Mon bras qu'avec respect tout l'Espagne admire,
Mon bras, qui tant de fois a sauvé cet empire,
Tant de fois affermi le trône de son roi,
Trahit donc ma querelle, et ne fait rien pour moi ? »
Pierre Corneille, Le Cid Acte I scène 4
Il est seul. Au milieu de toutes ces personnes qui lui veulent du bien. Ses amis, parents, son chien. Comment pourraient-ils comprendre ? L’aider à se reprendre. Il est trahit. Elle est partie. Pourquoi, comment, cela n’importe pas.
Il est seul. Au milieu de leur appartement. Son parfum fleurit flotte encore dans l’air. Elle a oublié une brosse dans la chambre, laissé des yaourts allégés dans le réfrigérateur. Son empreinte est encore présente, écrasante preuve de leur défunte complicité.
Il est seul. Assis sur le bord du lit non défait, il refait le parcours qui l’a entraîné jusqu’ici. Leur rencontre, au cœur de Paris un soir d’été. Leur premier baiser, un soir d’automne. Après, ce fut simple et clair, une nuit sans sommeil à se nourrir l’un de l’autre, un matin où tout était beau et serein.

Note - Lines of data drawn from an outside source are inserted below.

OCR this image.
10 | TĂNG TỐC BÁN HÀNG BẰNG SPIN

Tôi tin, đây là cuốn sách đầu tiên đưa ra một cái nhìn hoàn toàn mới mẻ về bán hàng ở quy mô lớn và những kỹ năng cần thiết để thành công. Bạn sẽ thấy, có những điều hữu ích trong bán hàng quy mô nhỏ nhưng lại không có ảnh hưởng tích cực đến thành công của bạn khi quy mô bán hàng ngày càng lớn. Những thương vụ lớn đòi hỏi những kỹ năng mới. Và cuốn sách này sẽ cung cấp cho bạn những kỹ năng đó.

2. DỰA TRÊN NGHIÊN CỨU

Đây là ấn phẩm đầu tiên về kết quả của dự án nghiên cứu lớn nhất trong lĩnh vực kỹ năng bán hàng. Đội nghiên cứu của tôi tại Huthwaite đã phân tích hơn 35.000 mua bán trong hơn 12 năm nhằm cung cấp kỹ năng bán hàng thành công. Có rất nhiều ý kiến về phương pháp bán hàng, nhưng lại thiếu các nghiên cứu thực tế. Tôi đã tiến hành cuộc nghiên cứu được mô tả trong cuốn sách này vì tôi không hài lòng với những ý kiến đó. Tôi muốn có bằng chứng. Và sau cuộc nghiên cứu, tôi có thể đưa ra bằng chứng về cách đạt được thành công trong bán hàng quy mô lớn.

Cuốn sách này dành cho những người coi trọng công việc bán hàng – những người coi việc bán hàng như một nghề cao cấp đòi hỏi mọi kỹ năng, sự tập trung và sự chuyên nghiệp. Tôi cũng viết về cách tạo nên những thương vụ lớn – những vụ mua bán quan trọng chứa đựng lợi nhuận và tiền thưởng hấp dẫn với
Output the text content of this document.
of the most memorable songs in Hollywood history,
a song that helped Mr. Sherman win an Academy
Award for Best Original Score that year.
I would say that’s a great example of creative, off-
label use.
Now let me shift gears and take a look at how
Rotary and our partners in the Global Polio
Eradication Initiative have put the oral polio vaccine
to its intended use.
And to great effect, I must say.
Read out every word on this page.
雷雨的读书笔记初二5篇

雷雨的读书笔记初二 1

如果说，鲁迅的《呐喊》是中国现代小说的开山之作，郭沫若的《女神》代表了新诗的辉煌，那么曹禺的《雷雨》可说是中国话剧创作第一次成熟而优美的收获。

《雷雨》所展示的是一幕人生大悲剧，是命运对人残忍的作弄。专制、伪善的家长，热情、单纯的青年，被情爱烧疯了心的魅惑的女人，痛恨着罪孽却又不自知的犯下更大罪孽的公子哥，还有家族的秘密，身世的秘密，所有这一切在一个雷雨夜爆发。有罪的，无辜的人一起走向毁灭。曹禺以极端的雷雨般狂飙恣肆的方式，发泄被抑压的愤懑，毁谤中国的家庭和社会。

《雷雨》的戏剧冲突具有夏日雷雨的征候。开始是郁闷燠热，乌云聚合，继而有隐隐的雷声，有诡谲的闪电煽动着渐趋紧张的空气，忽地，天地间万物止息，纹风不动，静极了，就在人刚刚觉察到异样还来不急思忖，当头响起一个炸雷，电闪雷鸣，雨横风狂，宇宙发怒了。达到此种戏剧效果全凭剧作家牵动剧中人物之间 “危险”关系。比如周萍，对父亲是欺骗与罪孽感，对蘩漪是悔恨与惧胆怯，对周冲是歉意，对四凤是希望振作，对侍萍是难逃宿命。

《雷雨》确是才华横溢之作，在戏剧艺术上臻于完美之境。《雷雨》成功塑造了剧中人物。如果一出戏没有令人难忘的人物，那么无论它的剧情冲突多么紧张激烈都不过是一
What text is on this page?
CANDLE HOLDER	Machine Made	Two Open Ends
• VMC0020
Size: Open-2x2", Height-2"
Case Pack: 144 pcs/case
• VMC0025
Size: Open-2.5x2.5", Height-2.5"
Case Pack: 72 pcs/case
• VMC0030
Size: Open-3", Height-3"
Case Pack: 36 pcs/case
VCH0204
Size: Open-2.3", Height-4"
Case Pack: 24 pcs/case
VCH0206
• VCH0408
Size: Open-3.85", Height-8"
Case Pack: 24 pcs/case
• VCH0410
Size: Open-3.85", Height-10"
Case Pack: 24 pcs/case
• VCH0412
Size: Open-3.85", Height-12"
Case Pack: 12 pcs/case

Aucun frein. Ils ont emménagé, mélangeant leur vie et leurs objets. Noël en Picardie, l’été à la plage, ils écrivaient à deux leur avenir sur la même page.
Il est seul. Mais ce n’est pas nouveau, cela ressemble à tous ces soirs où elle rentrait tard du bureau. A toutes ces invitations qu’elle déclinait parce que ses amis n’étaient pas à la hauteur. A tout ces refus au lit et ailleurs.
Il est seul, ignore quand cela a basculé. Se demande quand le nous est partit, comment le deux est redevenu un et un. Il a loupé quelque chose, un grand portail rose ou noir, mais dont il n’ose entrevoir le détail, submergé par la taille de son manque de force face à l’adversité.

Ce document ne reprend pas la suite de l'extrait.